Emergency Bill “may be needed” to block UK Government changing EU voting rights in Wales

(Title Image: Cyprus Mail)

External Affairs Committee
International Agreements – Reciprocal Voting Rights: Portugal & Luxembourg (pdf)
Published: 17th September 2019

Signed: 12th June 2019 (Portugal), 18th June 2019 (Luxembourg)
Ratification (under Constitutional Reform & Governance Act): Both comes into force after Brexit.

How do the deals work?

Both agreements would allow UK, Portuguese and Luxembourger nationals to vote and stand in each other’s respective local government elections. The UK Government was unable to secure reciprocal voting rights as part of EU withdrawal negotiations so UK nationals living in the EU will be reliant on the electoral rules of the respective member states.
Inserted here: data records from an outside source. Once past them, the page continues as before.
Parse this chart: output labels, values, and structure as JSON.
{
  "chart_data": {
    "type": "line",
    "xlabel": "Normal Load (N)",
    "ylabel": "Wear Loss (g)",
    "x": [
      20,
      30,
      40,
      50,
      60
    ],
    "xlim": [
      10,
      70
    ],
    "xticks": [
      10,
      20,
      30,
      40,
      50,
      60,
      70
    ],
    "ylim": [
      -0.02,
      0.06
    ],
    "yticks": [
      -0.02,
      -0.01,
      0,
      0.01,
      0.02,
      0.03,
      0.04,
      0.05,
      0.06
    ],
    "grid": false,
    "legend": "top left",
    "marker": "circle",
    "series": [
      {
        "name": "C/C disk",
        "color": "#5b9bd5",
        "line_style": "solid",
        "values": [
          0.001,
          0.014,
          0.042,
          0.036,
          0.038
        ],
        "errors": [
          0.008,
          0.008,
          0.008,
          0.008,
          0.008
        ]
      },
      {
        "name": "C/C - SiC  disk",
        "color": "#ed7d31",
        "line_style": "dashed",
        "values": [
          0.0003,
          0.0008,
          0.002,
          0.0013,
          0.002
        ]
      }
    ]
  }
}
The UK Government has decided to negotiate bilateral treaties with each member state.

26,000 UK nationals live in Portugal and under the terms of the agreement in order to vote or stand in an election they’ll need a residence permit, will need to have lived in Portugal for at least three years and be on the Portuguese electoral register.

6,000 UK nationals live in Luxembourg and under the terms of that agreement, UK nationals will need to have lived in Luxembourg for at least five years, with the final year of that being uninterrupted.

There are slight differences between the two treaties regarding modification and cancellation.

What do these agreements mean for Wales?

The electorate for the Senedd is the same as that for local elections and powers relating to the electoral franchise for local and Senedd elections were devolved to Wales in 2017.

The UK Government kept the devolved administrations up to date with the treaties – and, in principle, the Welsh Government agrees with their policy position. However, the First Minister said the treaties were limiting the Senedd’s powers to legislate for the devolved electoral franchise.

The Welsh Government has asked to be fully involved in any negotiations regarding these electoral agreements so commitments aren’t made without its consent.

The Committee concluded that if, in the future, the UK Government failed to reach agreements with EU member states they may decide to unilaterally withdraw the right for the EU state’s citizens to vote in UK elections – which would encroach on devolved powers.

The Committee then suggests:

“If the Welsh Government and the Assembly wish to retain the entitlement of citizens of that country to vote in devolved elections, it may be necessary to act quickly to ensure that any changes made by the UK Government do not apply to devolved elections. That could involve using the Emergency Bill procedure set out in Assembly Standing Orders.”